The input data were prepared the same way as in first part, the “user preferences” contained <station, temperature> pairs and added <date, diff with the N days ago> pairs. Note, that there are a lot of ways to calculate distance between stations using weather stats, I simply chose the one which would allow me to re-use the same prepared data files from the first part of experiment.

Running the Implementation & Evaluating Results

Let’s have a closer look at how each item from the list in idea overview section was defined.

How to calculate similarity?

As mentioned above I chose simple (similar to the first part) similarity calculation. Simple EuclideanDistanceSimilarity worked well.

How to calculate physical distance?

Physical distance was calculated as Euclidean distance between stations using latitude, longitude and altitude. The longitude was given a much greater weight, because the temperature tends to be affected a lot by longitude coordinate: the further South you go (in Northern Hemisphere where US is) the lower the temperature without any physical relief influencers. Also altitude was given a stronger weight because it has the same strong affect on the temperature.
And, of course to make distance comparable with calculated similarity we need it to be in 0..1 range (with the value close to 1 showing the smallest distance). Hence distance was calculated as 1 / (1 + phys_dist(station1, station2)).

What is a *noticeable* difference between weather stats based similarity and physical distance?

I assumed that there’s an exponential dependency between calculated physical distance of the two stations and similarity calculated from weather stats. I found an average growth rate (of the similarity given the physical distance) using all stations pairs (remember that we have not huge amount of stations, so we can afford that) and used it to detect those pairs that had much greater difference between their physical distance and similarity calculated from weather stats.

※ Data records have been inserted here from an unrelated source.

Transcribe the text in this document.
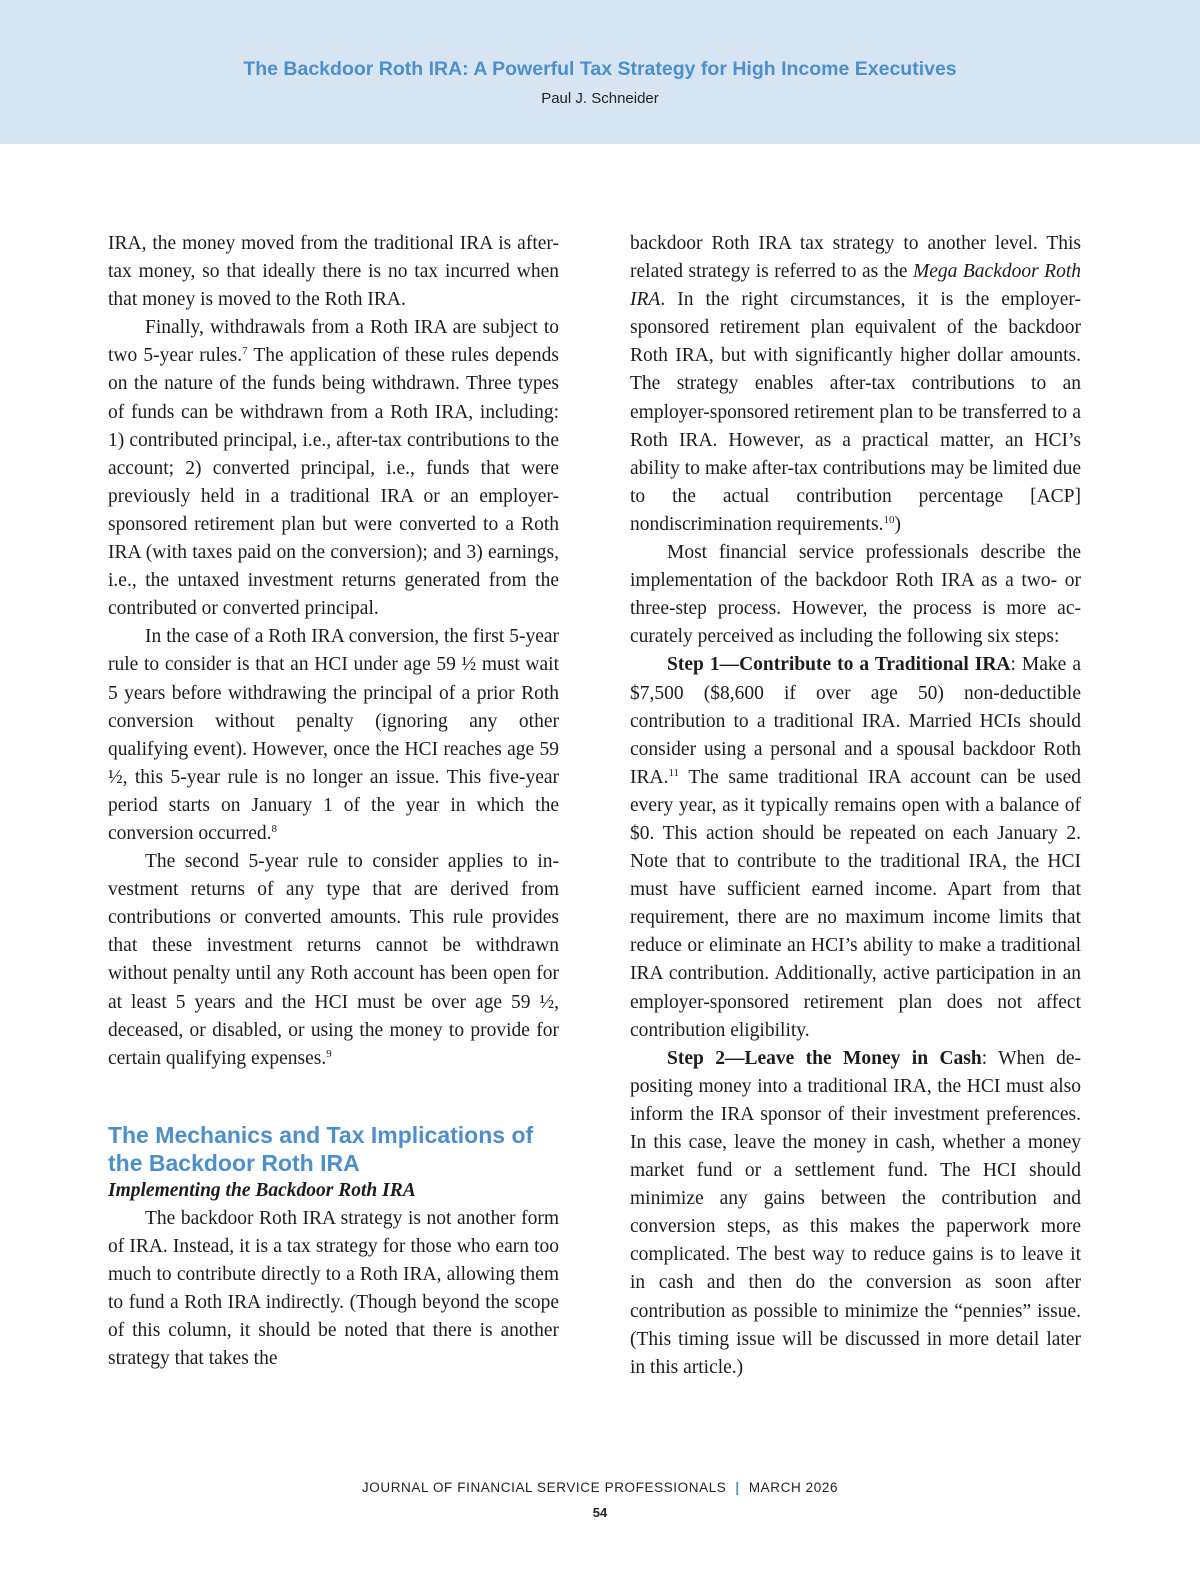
The Backdoor Roth IRA: A Powerful Tax Strategy for High Income Executives
Paul J. Schneider

IRA, the money moved from the traditional IRA is after-tax money, so that ideally there is no tax incurred when that money is moved to the Roth IRA.

Finally, withdrawals from a Roth IRA are subject to two 5-year rules.$^7$ The application of these rules depends on the nature of the funds being withdrawn. Three types of funds can be withdrawn from a Roth IRA, including: 1) contributed principal, i.e., after-tax contributions to the account; 2) converted principal, i.e., funds that were previously held in a traditional IRA or an employer-sponsored retirement plan but were converted to a Roth IRA (with taxes paid on the conversion); and 3) earnings, i.e., the untaxed investment returns generated from the contributed or converted principal.

In the case of a Roth IRA conversion, the first 5-year rule to consider is that an HCI under age 59 ½ must wait 5 years before withdrawing the principal of a prior Roth conversion without penalty (ignoring any other qualifying event). However, once the HCI reaches age 59 ½, this 5-year rule is no longer an issue. This five-year period starts on January 1 of the year in which the conversion occurred.$^8$

The second 5-year rule to consider applies to investment returns of any type that are derived from contributions or converted amounts. This rule provides that these investment returns cannot be withdrawn without penalty until any Roth account has been open for at least 5 years and the HCI must be over age 59 ½, deceased, or disabled, or using the money to provide for certain qualifying expenses.$^9$

The Mechanics and Tax Implications of the Backdoor Roth IRA

Implementing the Backdoor Roth IRA

The backdoor Roth IRA strategy is not another form of IRA. Instead, it is a tax strategy for those who earn too much to contribute directly to a Roth IRA, allowing them to fund a Roth IRA indirectly. (Though beyond the scope of this column, it should be noted that there is another strategy that takes the

backdoor Roth IRA tax strategy to another level. This related strategy is referred to as the Mega Backdoor Roth IRA. In the right circumstances, it is the employer-sponsored retirement plan equivalent of the backdoor Roth IRA, but with significantly higher dollar amounts. The strategy enables after-tax contributions to an employer-sponsored retirement plan to be transferred to a Roth IRA. However, as a practical matter, an HCI’s ability to make after-tax contributions may be limited due to the actual contribution percentage [ACP] nondiscrimination requirements.$^{10}$)

Most financial service professionals describe the implementation of the backdoor Roth IRA as a two- or three-step process. However, the process is more accurately perceived as including the following six steps:

Step 1—Contribute to a Traditional IRA: Make a $7,500 ($8,600 if over age 50) non-deductible contribution to a traditional IRA. Married HCIs should consider using a personal and a spousal backdoor Roth IRA.$^{11}$ The same traditional IRA account can be used every year, as it typically remains open with a balance of $0. This action should be repeated on each January 2. Note that to contribute to the traditional IRA, the HCI must have sufficient earned income. Apart from that requirement, there are no maximum income limits that reduce or eliminate an HCI’s ability to make a traditional IRA contribution. Additionally, active participation in an employer-sponsored retirement plan does not affect contribution eligibility.

Step 2—Leave the Money in Cash: When depositing money into a traditional IRA, the HCI must also inform the IRA sponsor of their investment preferences. In this case, leave the money in cash, whether a money market fund or a settlement fund. The HCI should minimize any gains between the contribution and conversion steps, as this makes the paperwork more complicated. The best way to reduce gains is to leave it in cash and then do the conversion as soon after contribution as possible to minimize the “pennies” issue. (This timing issue will be discussed in more detail later in this article.)

JOURNAL OF FINANCIAL SERVICE PROFESSIONALS | MARCH 2026
54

Where is this “in between” located?

For those “outlier” pairs detected I put single “physical influencer” point on the map which location is exactly the middle point between those stations (unweighted latitude and longitude were used to calculate it).

Result

Result is better represented and evaluated by comparing the following two images: first created by our system and second being a physical map of US.

red – cleaned “far standing” stations
green – stations which stats were used
blue – found weather “influencers”
circles – some of the cities (Seattle, San-Francisco, Los-Angeles, San-Antonio, Salt Lake City, Miami, New York City, Boston, Chicago)

Compare with:

Note how steep mountains are there in the first image. Of course, there’s noise from lakes, gulfs and other sources. But look how well it drew the relief of California!

What Else?

There are a number of things that can be done to obtain even more interesting results. Just to name a few:
* use not only temperature but other measures, e.g. precipitation as noted in the beginning of the post
* show influencers with different color (heat map) depending on how they affect the weather
* and more

Summary

I touched only a very small piece of the great collection of machine learning tools offered by Mahout and yet managed to get very interesting (and useful?) results. I also used just a small part of the public weather dataset available to everyone and yet it was enough to get meaningful outcome. And there are so many different public datasets available online! There’s so much exciting things one can do with such a powerful tool like Mahout and a pile of data.